The various types of message payloads can be seen in the matrix of EDIFACT versions supported. EANCOM, EDIG@S, and IATA (PADIS) messages also share this same structure.

Structure of X12 Files

An X12 data stream is similar in some ways to one for EDIFACT. It also consists of one or more interchanges.

Each X12 interchanges begins with an ISA segment and ends with an IEA segment. Inside there is a GS and GE pair, to start and end one or more message groups. And within each GS-GE pair, there will be one or more messages, each starting with ST and ending with an SE segment.

The message type, or "transaction set", is coded in the ST segment, but the version actually comes from the surrounding GS segment. The content of the message follows the rules from the transaction set repository which includes which segments are appropriate, in which order, in what quantity, and how grouped.

X12 SAMPLE STRUCTURE
ISA (interchange start)
GS (group start)
ST (message header)
message #1 payload
SE (message trailer)
GE (group end)
GS (group start)
ST (message header)
message #2 payload
SE (message trailer)
ST (message header)
message #3 payload
SE (message trailer)
GE (group end)
IEA (interchange end)
ISA (interchange start)
GS (group start)
ST (message header)
message #4 payload
SE (message trailer)
GE (group end)
IEA (interchange end)

Structure of HL7 Files

Typically an HL7 data stream contains one or more messages, each starting with an MSH segment. Unlike other EDI dialects, HL7 does not have a message end segment.

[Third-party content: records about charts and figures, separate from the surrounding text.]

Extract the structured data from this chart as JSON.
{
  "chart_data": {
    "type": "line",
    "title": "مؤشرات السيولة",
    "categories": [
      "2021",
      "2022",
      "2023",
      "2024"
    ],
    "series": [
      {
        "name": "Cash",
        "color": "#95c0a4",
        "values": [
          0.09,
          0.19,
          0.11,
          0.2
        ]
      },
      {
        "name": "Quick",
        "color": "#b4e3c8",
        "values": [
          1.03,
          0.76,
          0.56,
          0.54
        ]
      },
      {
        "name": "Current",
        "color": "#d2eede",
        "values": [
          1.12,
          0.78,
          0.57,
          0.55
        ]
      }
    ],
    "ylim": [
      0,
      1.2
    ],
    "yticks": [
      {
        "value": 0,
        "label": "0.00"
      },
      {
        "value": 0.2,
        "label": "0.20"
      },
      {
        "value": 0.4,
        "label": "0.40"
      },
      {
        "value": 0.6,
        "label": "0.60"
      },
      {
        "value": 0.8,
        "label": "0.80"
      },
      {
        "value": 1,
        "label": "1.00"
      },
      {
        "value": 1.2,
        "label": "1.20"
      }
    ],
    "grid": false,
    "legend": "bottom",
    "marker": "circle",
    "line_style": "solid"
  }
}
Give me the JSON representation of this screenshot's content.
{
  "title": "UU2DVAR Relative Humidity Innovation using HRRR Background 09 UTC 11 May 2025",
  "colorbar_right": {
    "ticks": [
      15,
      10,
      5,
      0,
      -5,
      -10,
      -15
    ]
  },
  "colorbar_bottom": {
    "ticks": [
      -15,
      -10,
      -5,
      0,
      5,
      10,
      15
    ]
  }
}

HL7 messages can also be sent in a batches, and those batches can be grouped into logical files. The file header segment is FHS and the corresponding trailer is FTS. The batch within the file starts with BHS and ends with BTS.

The type and version information for the message is contained within the MSH segment. In addition to segments that are defined in the message dictionary, HL7 messages can have other customized segments. These all begin with a 'Z'.

HL7 SAMPLE STREAM
MSH (message header)
message #1 payload
MSH (message header)
message #2 payload
MSH (message header)
message #3 payload
MSH (message header)
message #4 payload
HL7 SAMPLE FILE
FHS (file start)
BHS (batch #1 start)
MSH (message header)
message #1 payload
MSH (message header)
message #2 payload
BHT (batch #1 end)
BHS (batch #2 start)
MSH (message header)
message #3 payload
MSH (message header)
message #4 payload
MSH (message header)
message #5 payload
BHT (batch #2 end)
FTS (file end)

Using EDI and XML Together

This overview was designed to help to see the reasons why EDI is serialized into XML as it is. Knowing this should help in creating and executing mappings using the Stylus Studio XQuery and XSLT mapping tools as well as the DataDirect XQuery engine.

Although both DataDirect XQuery and the DataDirect XML Converters can be used separately, they are also designed to work best together, so that the streaming and projection capabilities of DataDirect XQuery enable processing of very large EDI files with a low memory footprint for low-latency, high-bandwidth applications.